In some ways Northern California Cuisine had it easier, because that task wasn’t complicated by political boundaries that cross over geologic ones. The growing areas are surrounded by deserts to the east and water to the west.
Our region may be a bit more amorphous. And I think that creates more of a marketing problem than anything else. Calling the cuisine of the area “Upstate New York” is clearly ignoring some of the other states who also have hometown pride in their ingredients. And Northeast Appalachian Cuisine just doesn’t have the same ring to it.

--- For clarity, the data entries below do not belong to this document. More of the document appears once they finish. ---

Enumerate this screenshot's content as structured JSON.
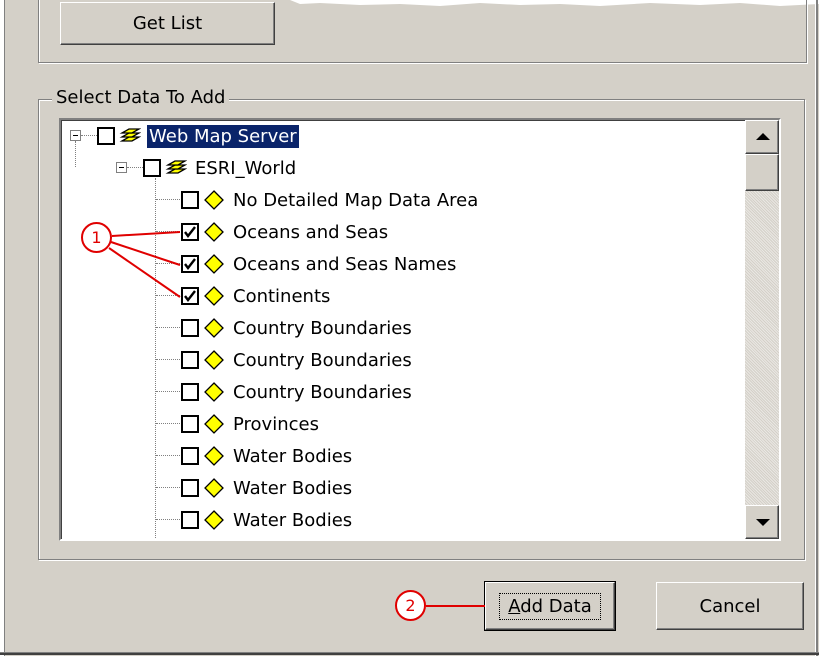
{
  "buttons": {
    "get_list": "Get List",
    "add_data": "Add Data",
    "add_data_mnemonic": "A",
    "add_data_rest": "dd Data",
    "cancel": "Cancel"
  },
  "group": {
    "label": "Select Data To Add"
  },
  "tree": {
    "root": {
      "label": "Web Map Server",
      "checked": false,
      "selected": true,
      "icon": "layer-stack-icon"
    },
    "service": {
      "label": "ESRI_World",
      "checked": false,
      "icon": "layer-stack-icon"
    },
    "layers": [
      {
        "label": "No Detailed Map Data Area",
        "checked": false
      },
      {
        "label": "Oceans and Seas",
        "checked": true
      },
      {
        "label": "Oceans and Seas Names",
        "checked": true
      },
      {
        "label": "Continents",
        "checked": true
      },
      {
        "label": "Country Boundaries",
        "checked": false
      },
      {
        "label": "Country Boundaries",
        "checked": false
      },
      {
        "label": "Country Boundaries",
        "checked": false
      },
      {
        "label": "Provinces",
        "checked": false
      },
      {
        "label": "Water Bodies",
        "checked": false
      },
      {
        "label": "Water Bodies",
        "checked": false
      },
      {
        "label": "Water Bodies",
        "checked": false
      }
    ]
  },
  "callouts": {
    "one": "1",
    "two": "2"
  },
  "colors": {
    "selection": "#0a246a",
    "callout": "#e00000",
    "layer_icon": "#ffff00"
  }
}
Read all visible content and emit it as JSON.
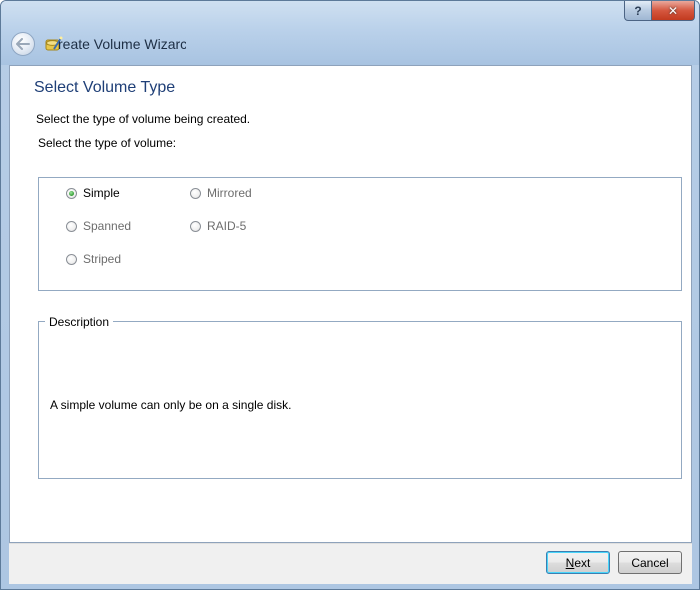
{
  "window": {
    "title": "Create Volume Wizard",
    "title_visible": "reate Volume Wizarc",
    "help_label": "?",
    "close_label": "✕"
  },
  "page": {
    "title": "Select Volume Type",
    "instruction_primary": "Select the type of volume being created.",
    "instruction_secondary": "Select the type of volume:"
  },
  "volume_types": [
    {
      "label": "Simple",
      "selected": true,
      "enabled": true
    },
    {
      "label": "Spanned",
      "selected": false,
      "enabled": false
    },
    {
      "label": "Striped",
      "selected": false,
      "enabled": false
    },
    {
      "label": "Mirrored",
      "selected": false,
      "enabled": false
    },
    {
      "label": "RAID-5",
      "selected": false,
      "enabled": false
    }
  ],
  "description": {
    "legend": "Description",
    "text": "A simple volume can only be on a single disk."
  },
  "buttons": {
    "next_label": "Next",
    "next_mnemonic": "N",
    "next_rest": "ext",
    "cancel_label": "Cancel"
  },
  "colors": {
    "title_blue": "#1f3f77",
    "frame": "#93a9c2",
    "selected_radio": "#2f9a2f"
  },
  "icons": [
    "back-arrow-icon",
    "wizard-icon",
    "help-icon",
    "close-icon"
  ]
}
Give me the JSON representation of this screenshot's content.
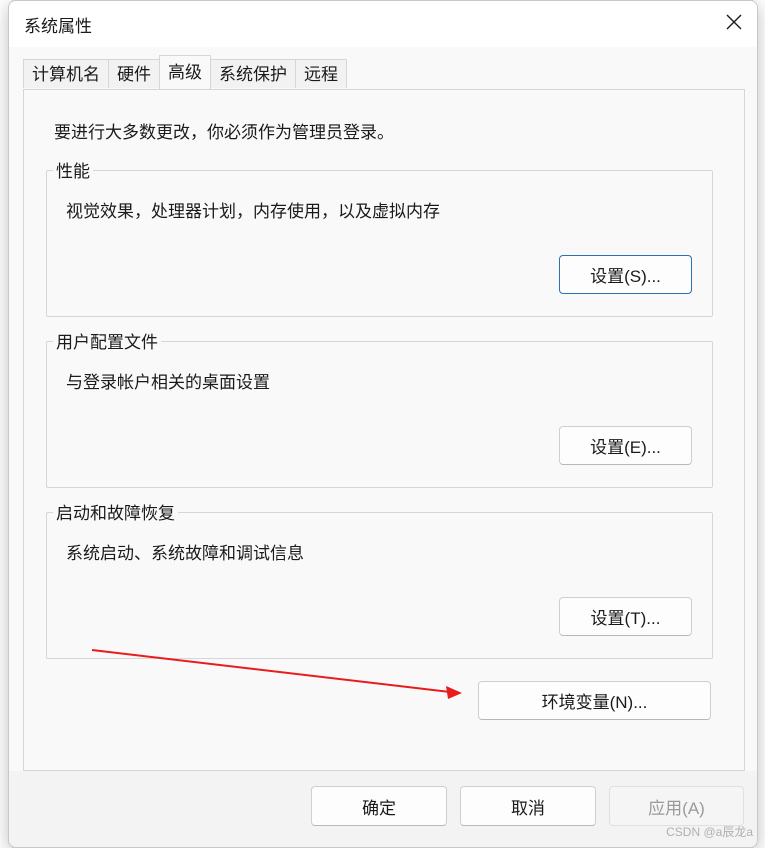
{
  "window": {
    "title": "系统属性",
    "close_icon": "close-icon"
  },
  "tabs": [
    {
      "label": "计算机名",
      "active": false
    },
    {
      "label": "硬件",
      "active": false
    },
    {
      "label": "高级",
      "active": true
    },
    {
      "label": "系统保护",
      "active": false
    },
    {
      "label": "远程",
      "active": false
    }
  ],
  "advanced": {
    "admin_note": "要进行大多数更改，你必须作为管理员登录。",
    "performance": {
      "title": "性能",
      "description": "视觉效果，处理器计划，内存使用，以及虚拟内存",
      "button_label": "设置(S)..."
    },
    "user_profiles": {
      "title": "用户配置文件",
      "description": "与登录帐户相关的桌面设置",
      "button_label": "设置(E)..."
    },
    "startup_recovery": {
      "title": "启动和故障恢复",
      "description": "系统启动、系统故障和调试信息",
      "button_label": "设置(T)..."
    },
    "env_vars_label": "环境变量(N)..."
  },
  "footer": {
    "ok_label": "确定",
    "cancel_label": "取消",
    "apply_label": "应用(A)"
  },
  "watermark": "CSDN @a辰龙a",
  "colors": {
    "annotation_arrow": "#e81c1c",
    "default_button_border": "#2f6fb5"
  }
}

So maybe those detractors can hang tight while we use the term “Upstate New York Cuisine” for the moment. It’s very possible that over time, some of those dishes will get fine tuned and hone in on something that is more distinctly of Upstate New York. That is what happened at Chez Panisse too, as the restaurant’s iconic baked goat cheese salad would take a while to appear on the menu.

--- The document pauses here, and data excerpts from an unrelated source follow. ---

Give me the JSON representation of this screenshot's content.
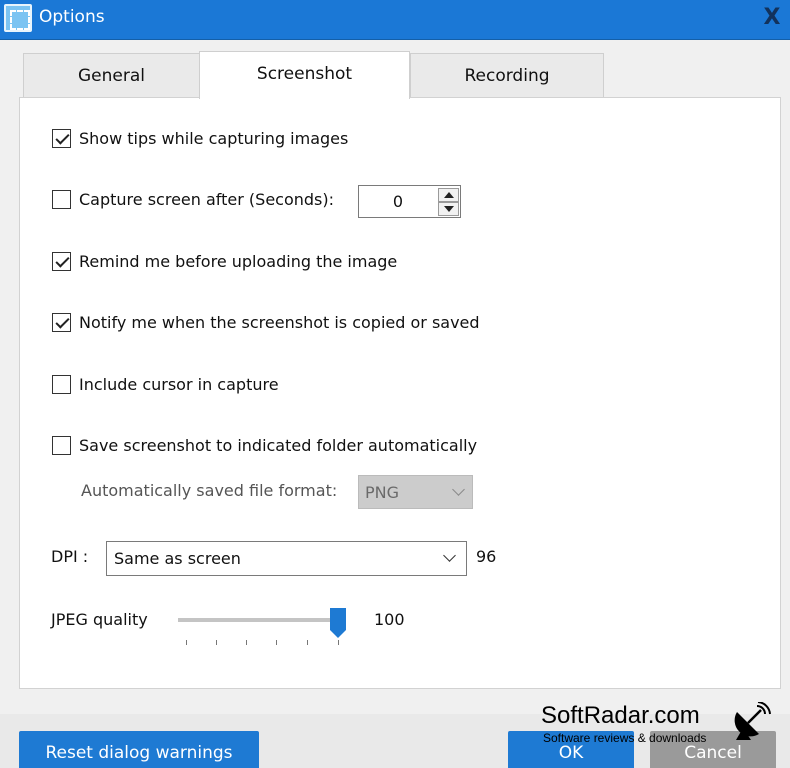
{
  "window": {
    "title": "Options",
    "close_glyph": "X"
  },
  "tabs": [
    {
      "label": "General",
      "active": false
    },
    {
      "label": "Screenshot",
      "active": true
    },
    {
      "label": "Recording",
      "active": false
    }
  ],
  "options": {
    "show_tips": {
      "label": "Show tips while capturing images",
      "checked": true
    },
    "capture_delay": {
      "label": "Capture screen after (Seconds):",
      "checked": false,
      "value": "0"
    },
    "remind_upload": {
      "label": "Remind me before uploading the image",
      "checked": true
    },
    "notify_copied": {
      "label": "Notify me when the screenshot is copied or saved",
      "checked": true
    },
    "include_cursor": {
      "label": "Include cursor in capture",
      "checked": false
    },
    "auto_save": {
      "label": "Save screenshot to indicated folder automatically",
      "checked": false
    }
  },
  "auto_format": {
    "label": "Automatically saved file format:",
    "value": "PNG",
    "enabled": false
  },
  "dpi": {
    "label": "DPI :",
    "value": "Same as screen",
    "readout": "96"
  },
  "jpeg_quality": {
    "label": "JPEG quality",
    "value": "100",
    "fraction": 1.0
  },
  "footer": {
    "reset_label": "Reset dialog warnings",
    "ok_label": "OK",
    "cancel_label": "Cancel"
  },
  "watermark": {
    "title": "SoftRadar.com",
    "subtitle": "Software reviews & downloads"
  },
  "colors": {
    "titlebar": "#1b78d6",
    "accent": "#1e7ad3",
    "panel": "#ffffff"
  }
}
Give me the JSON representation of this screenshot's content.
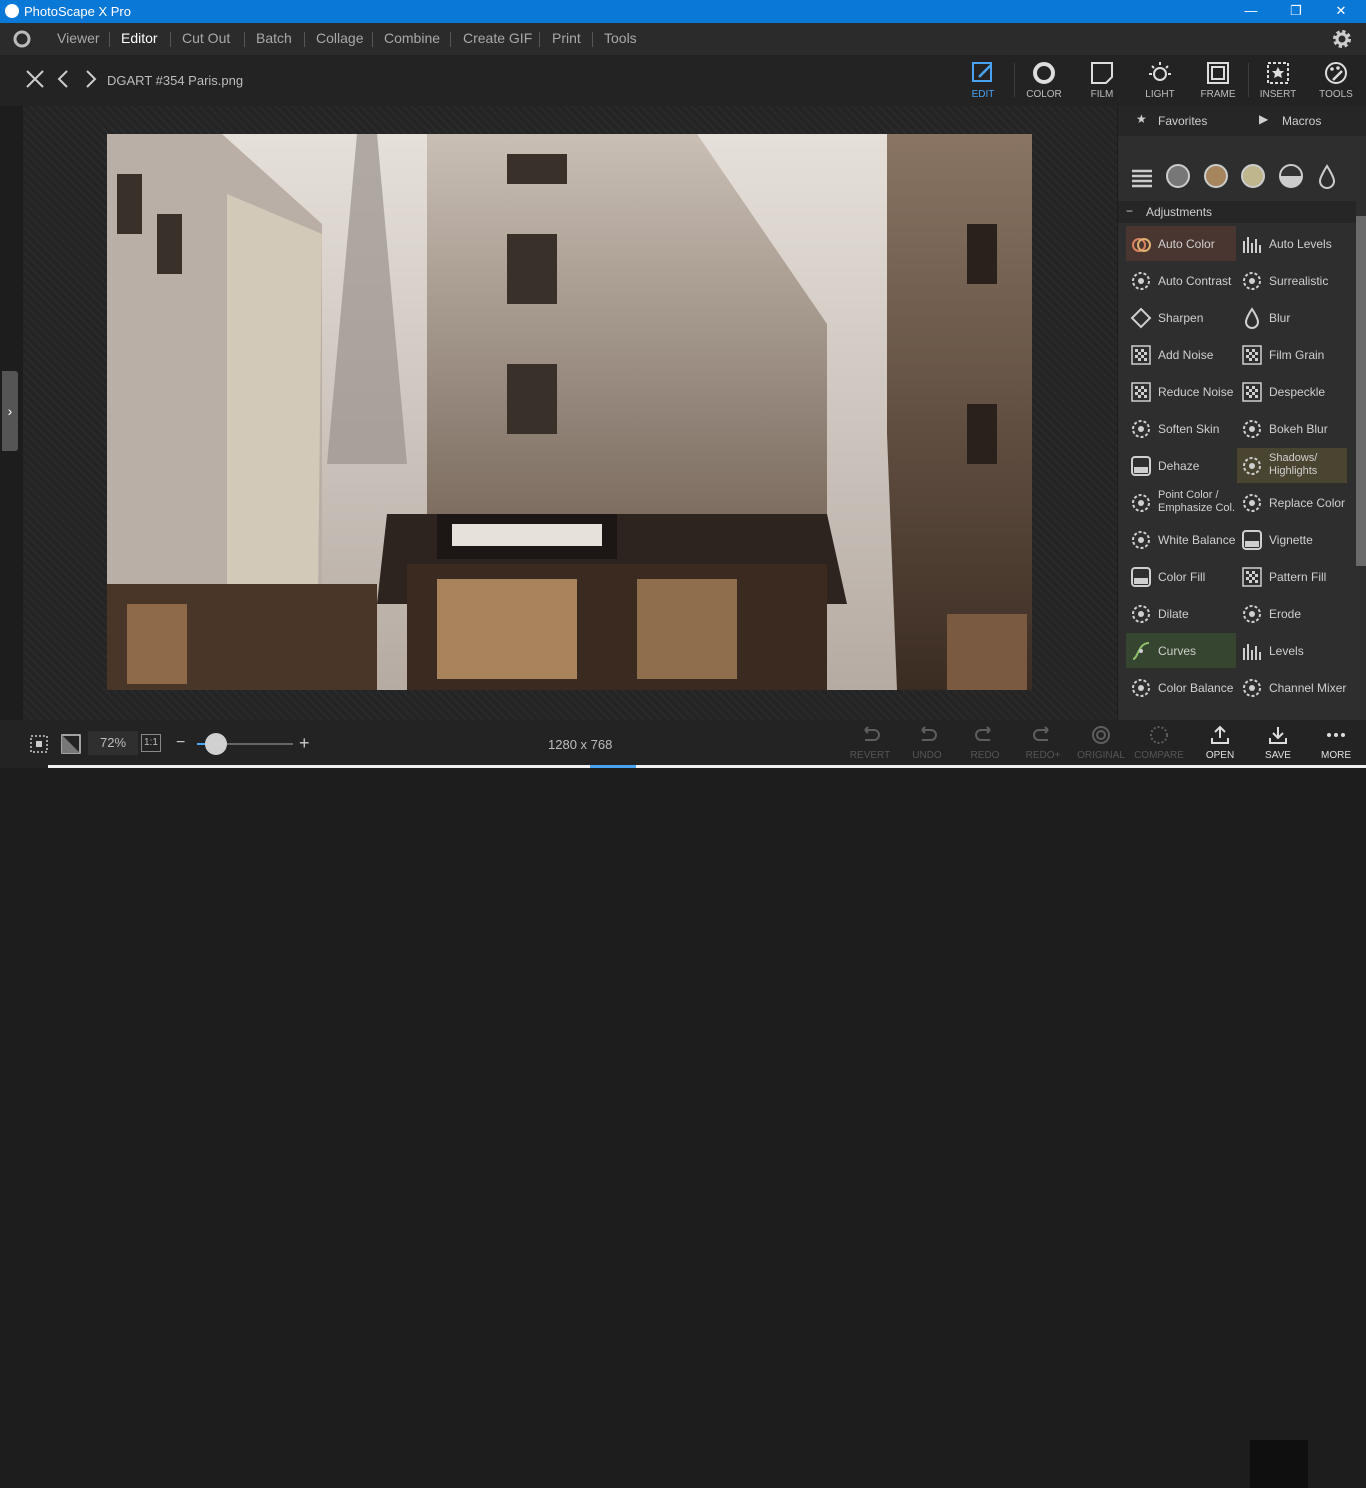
{
  "window": {
    "title": "PhotoScape X Pro",
    "min_label": "—",
    "max_label": "❐",
    "close_label": "✕"
  },
  "menu": {
    "items": [
      "Viewer",
      "Editor",
      "Cut Out",
      "Batch",
      "Collage",
      "Combine",
      "Create GIF",
      "Print",
      "Tools"
    ],
    "active": "Editor"
  },
  "toolbar": {
    "filename": "DGART #354 Paris.png",
    "tools": [
      "EDIT",
      "COLOR",
      "FILM",
      "LIGHT",
      "FRAME",
      "INSERT",
      "TOOLS"
    ],
    "active_tool": "EDIT"
  },
  "panel": {
    "favorites_label": "Favorites",
    "macros_label": "Macros",
    "adjustments_label": "Adjustments",
    "adjustments": [
      {
        "left": "Auto Color",
        "right": "Auto Levels"
      },
      {
        "left": "Auto Contrast",
        "right": "Surrealistic"
      },
      {
        "left": "Sharpen",
        "right": "Blur"
      },
      {
        "left": "Add Noise",
        "right": "Film Grain"
      },
      {
        "left": "Reduce Noise",
        "right": "Despeckle"
      },
      {
        "left": "Soften Skin",
        "right": "Bokeh Blur"
      },
      {
        "left": "Dehaze",
        "right": "Shadows/ Highlights"
      },
      {
        "left": "Point Color / Emphasize Col.",
        "right": "Replace Color"
      },
      {
        "left": "White Balance",
        "right": "Vignette"
      },
      {
        "left": "Color Fill",
        "right": "Pattern Fill"
      },
      {
        "left": "Dilate",
        "right": "Erode"
      },
      {
        "left": "Curves",
        "right": "Levels"
      },
      {
        "left": "Color Balance",
        "right": "Channel Mixer"
      }
    ]
  },
  "bottom": {
    "zoom": "72%",
    "zoom_one": "1:1",
    "zoom_minus": "−",
    "zoom_plus": "+",
    "zoom_level": 0.2,
    "dimensions": "1280 x 768",
    "actions": [
      "REVERT",
      "UNDO",
      "REDO",
      "REDO+",
      "ORIGINAL",
      "COMPARE",
      "OPEN",
      "SAVE",
      "MORE"
    ]
  },
  "colors": {
    "accent": "#4aa3f0",
    "titlebar": "#0a78d7"
  }
}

Time will tell. When it will happen is anyone’s guess. But where? Well, that’s going to be within spitting distance of the Hudson and Mohawk river basin.

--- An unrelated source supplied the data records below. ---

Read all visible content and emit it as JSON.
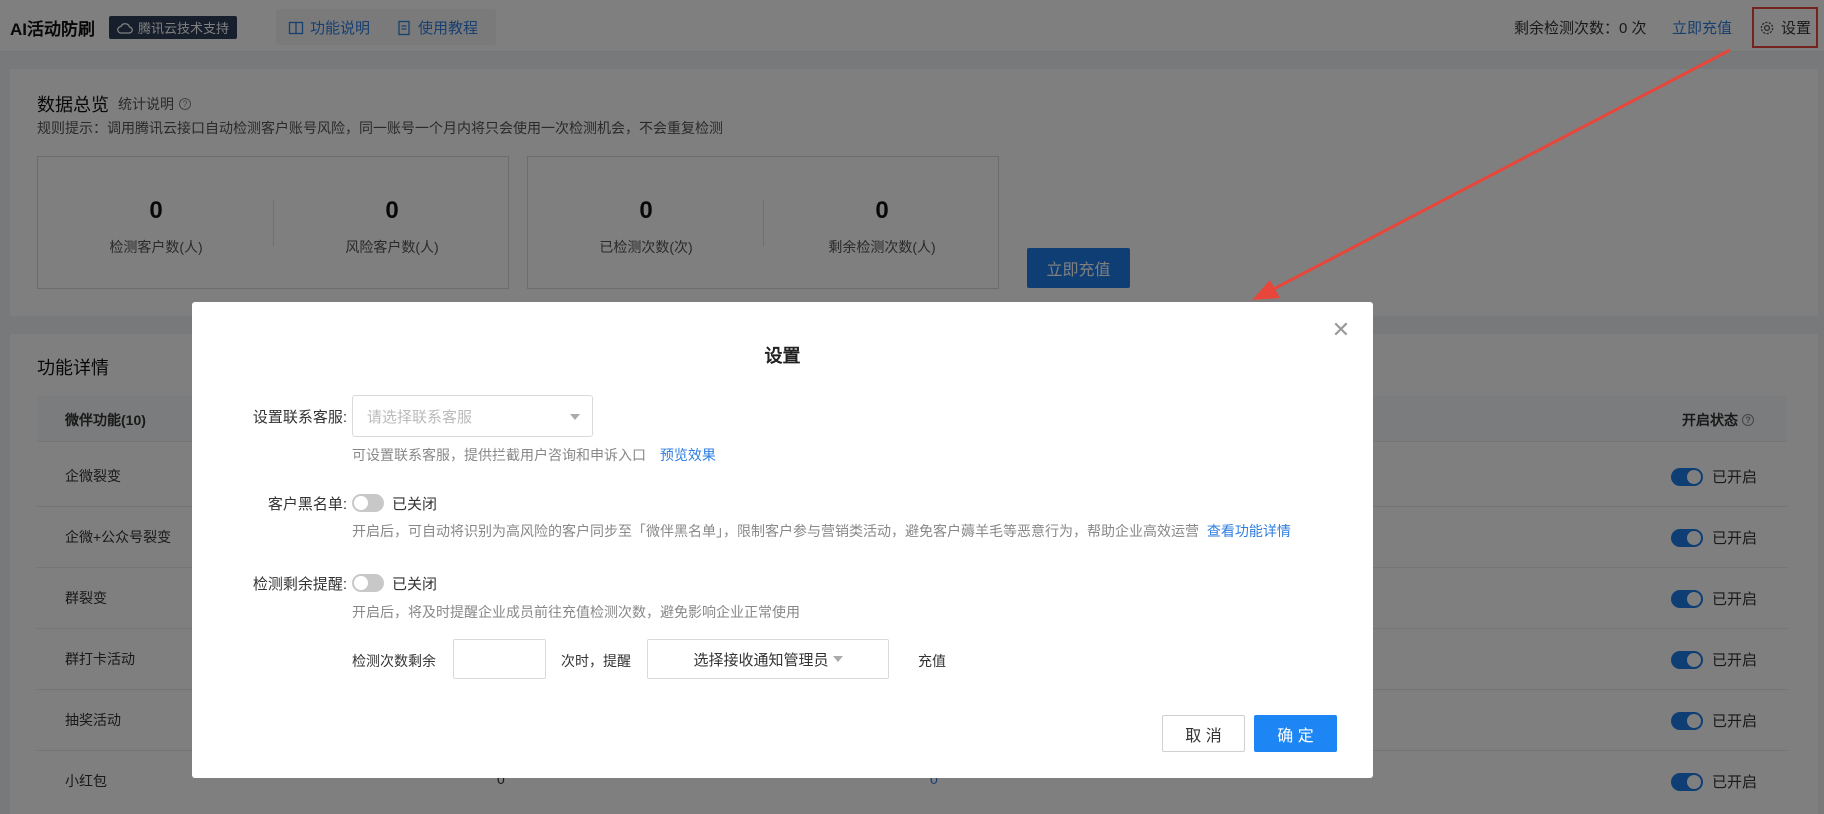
{
  "header": {
    "app_title": "AI活动防刷",
    "badge": "腾讯云技术支持",
    "nav_feature": "功能说明",
    "nav_tutorial": "使用教程",
    "remaining": "剩余检测次数：0 次",
    "recharge_link": "立即充值",
    "settings": "设置"
  },
  "overview": {
    "title": "数据总览",
    "help": "统计说明",
    "rule": "规则提示：调用腾讯云接口自动检测客户账号风险，同一账号一个月内将只会使用一次检测机会，不会重复检测",
    "stats": [
      {
        "value": "0",
        "label": "检测客户数(人)"
      },
      {
        "value": "0",
        "label": "风险客户数(人)"
      },
      {
        "value": "0",
        "label": "已检测次数(次)"
      },
      {
        "value": "0",
        "label": "剩余检测次数(人)"
      }
    ],
    "recharge_button": "立即充值"
  },
  "features": {
    "title": "功能详情",
    "col_name": "微伴功能(10)",
    "col_state": "开启状态",
    "rows": [
      {
        "name": "企微裂变",
        "state": "已开启"
      },
      {
        "name": "企微+公众号裂变",
        "state": "已开启"
      },
      {
        "name": "群裂变",
        "state": "已开启"
      },
      {
        "name": "群打卡活动",
        "state": "已开启"
      },
      {
        "name": "抽奖活动",
        "state": "已开启"
      },
      {
        "name": "小红包",
        "state": "已开启"
      }
    ],
    "last_row_values": [
      "0",
      "0"
    ]
  },
  "modal": {
    "title": "设置",
    "contact_label": "设置联系客服:",
    "contact_placeholder": "请选择联系客服",
    "contact_hint": "可设置联系客服，提供拦截用户咨询和申诉入口",
    "preview_link": "预览效果",
    "blacklist_label": "客户黑名单:",
    "blacklist_state": "已关闭",
    "blacklist_hint": "开启后，可自动将识别为高风险的客户同步至「微伴黑名单」，限制客户参与营销类活动，避免客户薅羊毛等恶意行为，帮助企业高效运营",
    "blacklist_link": "查看功能详情",
    "reminder_label": "检测剩余提醒:",
    "reminder_state": "已关闭",
    "reminder_hint": "开启后，将及时提醒企业成员前往充值检测次数，避免影响企业正常使用",
    "count_prefix": "检测次数剩余",
    "count_mid": "次时，提醒",
    "admin_placeholder": "选择接收通知管理员",
    "count_suffix": "充值",
    "cancel": "取 消",
    "ok": "确 定"
  },
  "colors": {
    "primary": "#1d7ce8",
    "link": "#2f7ee0",
    "highlight": "#e8463a"
  }
}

I think that defining “Upstate NY” and defining an Upstate NY “cuisine”, are two very different exercises. Growing up in New York, everything north of Yonkers was “upstate”. We are still fighting over the definition, and everyone’s opinion depends on their frame of reference. Everything is relative (in all things.) Identifying certain dishes as a New York “cuisine” is quite another matter, and I think inaccurate.
The terroir that you mention encompasses much more than longitude and latitude – soil composition, slope, weather, area ghosts perhaps. You can try as you might, but a Northwest Pinot Noir will never match a Burgundy made from exactly the same grapes. (DocSconz will dispute this statement, I’m sure). California cuisine was in large part a rejection of the classic (east coast) European methods – and sauces. It was less about the specific garden ingredients, as it was moving those ingredients from the “salads and sides” portion of the menu to the main stage – with west coast Asian fusion techniques, and without the east coast’s European sauces.
An upstate New York cuisine must be defined by more than the ingredients, especially the ingredients on the menus cited in the post(s). There is nothing uniquely upstate New York about rabbit, or mushrooms, or certainly the venison we find on New York menus – almost always European red or fallow deer.
I can think of a few “dishes” that are arguably “Upstate NY” dishes. Buffalo chicken wings is probably the most well known. One dish even more engrained in local upstate New York culture is made and prepared with distinctively NY ingredients and was popularized in Plattsburg. (No arguing here, Plattsburg is upstate.) They are made with Glaser hot dogs, and hot sauce – but named, unfortunately, for another state – Michigans. One (disputed) version of the Michigan’s history attributes the sauce recipe to a Michigan kitchen. While these are certainly upstate NY dishes, no one will collectively refer to them as a cuisine.